Sie haben eine Freundin, die womöglich dement ist und wissen nun nicht, wie Sie ihr helfen können, weil sie auch mal grantig wird, wenn Sie das versuchen. Wie geht man mit so einem Fall um?
Das ist eine ganz häufige und typische Situation. Meistens ist es so, dass Menschen, die sich im Anfangsstadium von Demenz befinden, diese Tatsache ganz weit von sich weisen, weil sie Angst davor haben und sich bedroht fühlen und merken, dass ganz viele Dinge nicht mehr klappen in ihrem Alltag. Und sie haben Angst davor, dass andere über sie bestimmen, dass sie abgestempelt, ausgegrenzt, bevormundet und dergleichen werden. Da ist natürlich guter Rat teuer.

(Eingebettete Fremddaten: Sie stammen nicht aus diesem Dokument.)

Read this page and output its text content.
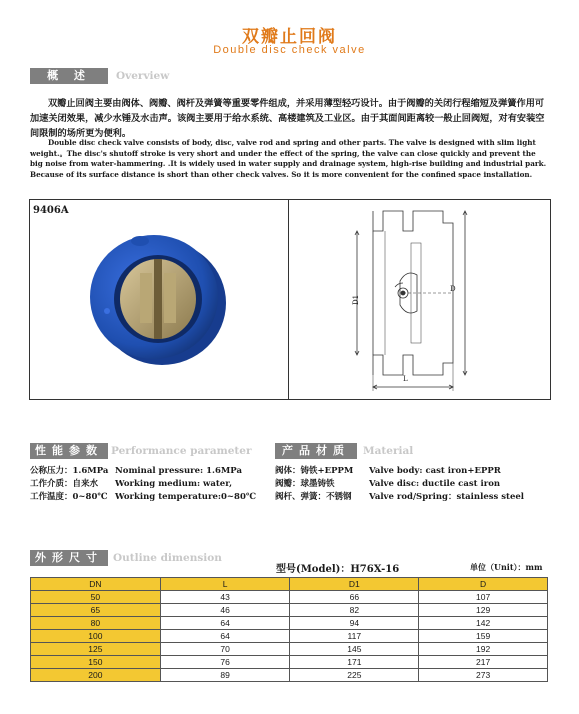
双瓣止回阀
Double disc check valve
概 述	Overview
双瓣止回阀主要由阀体、阀瓣、阀杆及弹簧等重要零件组成，并采用薄型轻巧设计。由于阀瓣的关闭行程缩短及弹簧作用可加速关闭效果，减少水锤及水击声。该阀主要用于给水系统、高楼建筑及工业区。由于其面间距离较一般止回阀短，对有安装空间限制的场所更为便利。
Double disc check valve consists of body, disc, valve rod and spring and other parts. The valve is designed with slim light weight.。The disc's shutoff stroke is very short and under the effect of the spring, the valve can close quickly and prevent the big noise from water-hammering. .It is widely used in water supply and drainage system, high-rise building and industrial park. Because of its surface distance is short than other check valves. So it is more convenient for the confined space installation.
9406A
D1
D
L
性能参数 Performance parameter
公称压力：1.6MPa Nominal pressure: 1.6MPa
工作介质：自来水 Working medium: water,
工作温度：0~80℃ Working temperature:0~80℃
产品材质	Material
阀体：铸铁+EPPM Valve body: cast iron+EPPR
阀瓣：球墨铸铁	Valve disc: ductile cast iron
阀杆、弹簧：不锈钢 Valve rod/Spring：stainless steel
外形尺寸 Outline dimension
型号(Model)：H76X-16	单位（Unit）：mm
DN	L	D1	D
50	43	66	107
65	46	82	129
80	64	94	142
100	64	117	159
125	70	145	192
150	76	171	217
200	89	225	273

Entweder Sie haben Glück, wenn Sie Ihre Freundin sehr vorsichtig und taktvoll darauf ansprechen und sie öffnet sich Ihnen. Dann könnten Sie ihr sagen: Hör‘ mal, es wäre vielleicht gut, wenn Du mal zum Arzt gehst und das abklären lässt. Vielleicht kann man ein bißchen was verbessern oder Dir tatsächlich helfen. Und übrigens ist nicht jede organische Einschränkung unbedingt auch gleich eine Demenz, die irreversibel ist. Vielleicht man im Einzelfall tatsächlich eine Heilung oder doch zumindest eine Besserung bewirken. Insofern lässt sich der Arztbesuch nicht nur als Bedrohung hinstellen, sondern als Möglichkeit zur Hilfe.
Leider verhält es sich in der Regel so dass potentiell Betroffene die Möglichkeit einer Erkrankung beim Ansprechen weit von sich weisen und sagen: Ich doch nicht. Oder sie beschuldigen anderen, verteidigen sich oder bluffen sehr gut. Das ist sehr typisch für Alzheimerkranke: Ich weiß es doch, oder Das musst Du doch selber wissen – frag‘ mich doch nicht solche Dinge. Da fallen dann solche Bemerkungen.
In so einem Falle ist nicht mehr so ganz leicht, damit umzugehen. Man sollte versuchen, innerhalb der Familie, ein gutes Gespräch zu führen und immer wieder zu versuchen, ob man den Menschen vorsichtig und offen miteinbeziehen kann. Wenn ja, ist es gut. Und wenn es gar nicht geht, muss die Familie weitere Schritte einleiten, so zum Beispiel schauen, wie man den Menschen doch zu einer Diagnose überreden kann und wie man für sein zukünftiges Leben doch eine vernünftige Weichenstellung bewerkstelligen kann.
Falls die Freundin jedoch sofort ganz aggressiv reagieren sollte, fühlt sie sich vermutlich sehr bedroht. Und wer von uns lässt sich schon gerne mit vermeintlichem Versagen und nachlassen des Gehirns konfrontieren?
Ich denke, es gibt Kleinigkeiten, die man tun kann. So kann man den Menschen gegenüber ganz liebevoll und verständnisvoll reagieren ohne ihn dabei zu entmündigen und ihm das Gefühl zu geben: Ich halte Dich für krank und nehme Dich nicht mehr ernst. Es geht darum dem Menschen zu zeigen: Ich mag und schätze Dich. Und man sollte ihm immer wieder zeigen, was er noch alles kann. Man sollte ihn nicht auf die Defizite hinweisen.
Die andere Möglichkeit wäre es, mal den Hausarzt anzurufen, falls man ihn kennt und ihm zu sagen, dass man einen ernsthaften Verdacht einer Demenzerkrankung hegt. Oft ist der Hausarzt doch seit Jahren eine Vertrauensperson im Leben von älteren Menschen. Er kann vielleicht einer ganz vertrauensvollen Situation dieses Thema ansprechen.
Und wenn das alles nichts hilft, wäre das eine von vielen Situationen, die ganz häufig vorkommen und mit denen man leben muss. Wenn dies eine Demenz ist, wird sie auf jeden Fall voranschreiten, und irgendwann wird dieses sehr aggressive Verhalten nachlassen. Und dann hat die Zeit ihre Funktion erfüllt.